In Abu Dis rottet der Rohbau des palästinensischen Parlaments vor sich hin. Doch seit die USA Jerusalem als israelische Hauptstadt anerkannt haben, rückt das Dorf im Westjordanland wieder in den Fokus - als mögliche Hauptstadt der Palästinenser.

Der leere Plenarsaal ist voller Taubendreck, den streunenden Hund scheucht der Wächter mit einem Stock davon. Das Gebäude, das einst das palästinensische Parlament hätte werden sollen, steht da als bedrückende Mahnung für all das, was hätte sein können.

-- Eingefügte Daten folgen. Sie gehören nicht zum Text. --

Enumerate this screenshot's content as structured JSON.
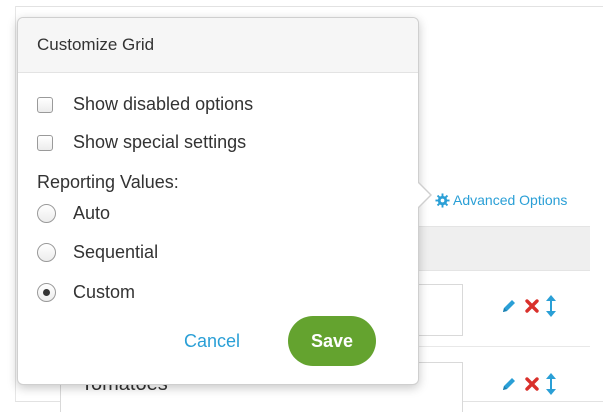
{
  "popover": {
    "title": "Customize Grid",
    "options": [
      {
        "label": "Show disabled options",
        "checked": false
      },
      {
        "label": "Show special settings",
        "checked": false
      }
    ],
    "reporting_label": "Reporting Values:",
    "reporting_values": [
      {
        "label": "Auto",
        "selected": false
      },
      {
        "label": "Sequential",
        "selected": false
      },
      {
        "label": "Custom",
        "selected": true
      }
    ],
    "cancel_label": "Cancel",
    "save_label": "Save"
  },
  "page": {
    "advanced_options_label": "Advanced Options",
    "rows": [
      {
        "value": ""
      },
      {
        "value": "Tomatoes"
      }
    ]
  },
  "colors": {
    "accent_blue": "#2a9fd6",
    "save_green": "#64a32f",
    "delete_red": "#d9302b"
  }
}
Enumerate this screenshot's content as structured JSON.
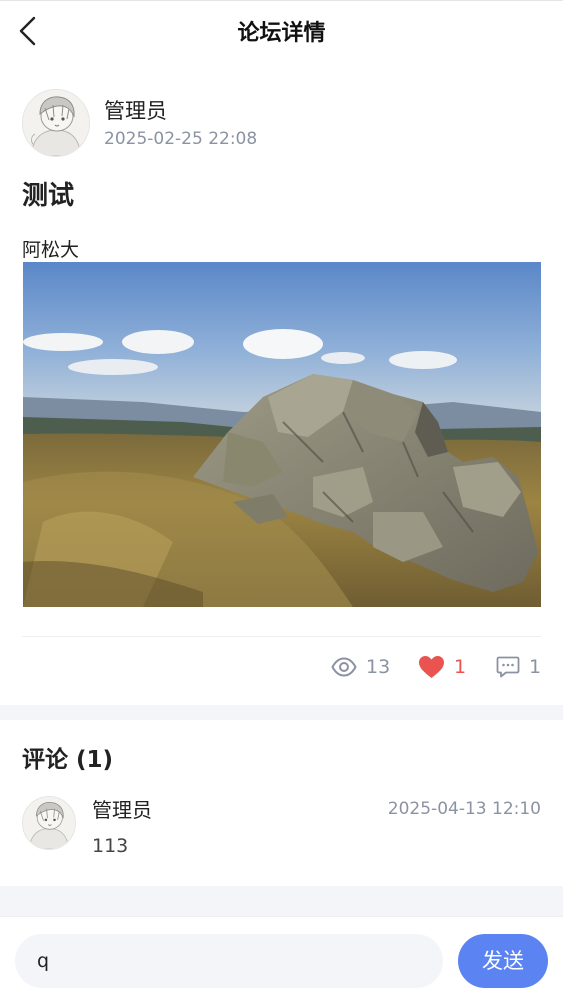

Der Bau begann 1996. Damals verhandelten Israel und die Palästinenser über jene vorläufigen Vereinbarungen, die zur palästinensischen Autonomiebehörde führten - ein Schritt hin zu einem unabhängigen Palästinenserstaat. Damals befanden einige das Dorf Abu Dis als elegante Lösung für den Streit um Jerusalem, das sowohl Israelis als auch Palästinenser als ihre Hauptstadt beanspruchen.

Zwar liegt Abu Dis ausserhalb der von Israel gezogenen Stadtgrenzen, doch sieht die palästinensische Behörde es als Teil der Gemeinde Jerusalem an. Und tatsächlich eröffnen Büros ganz oben in dem verlassenen Gebäude einen Blick auf die nur wenige Kilometer entfernte ehrwürdige Al-Aksa-Moschee in der Jerusalemer Altstadt. Es heisst, dass einer dieser Räume für den verstorbenen Palästinenserführer Jassir Arafat bestimmt gewesen sein soll.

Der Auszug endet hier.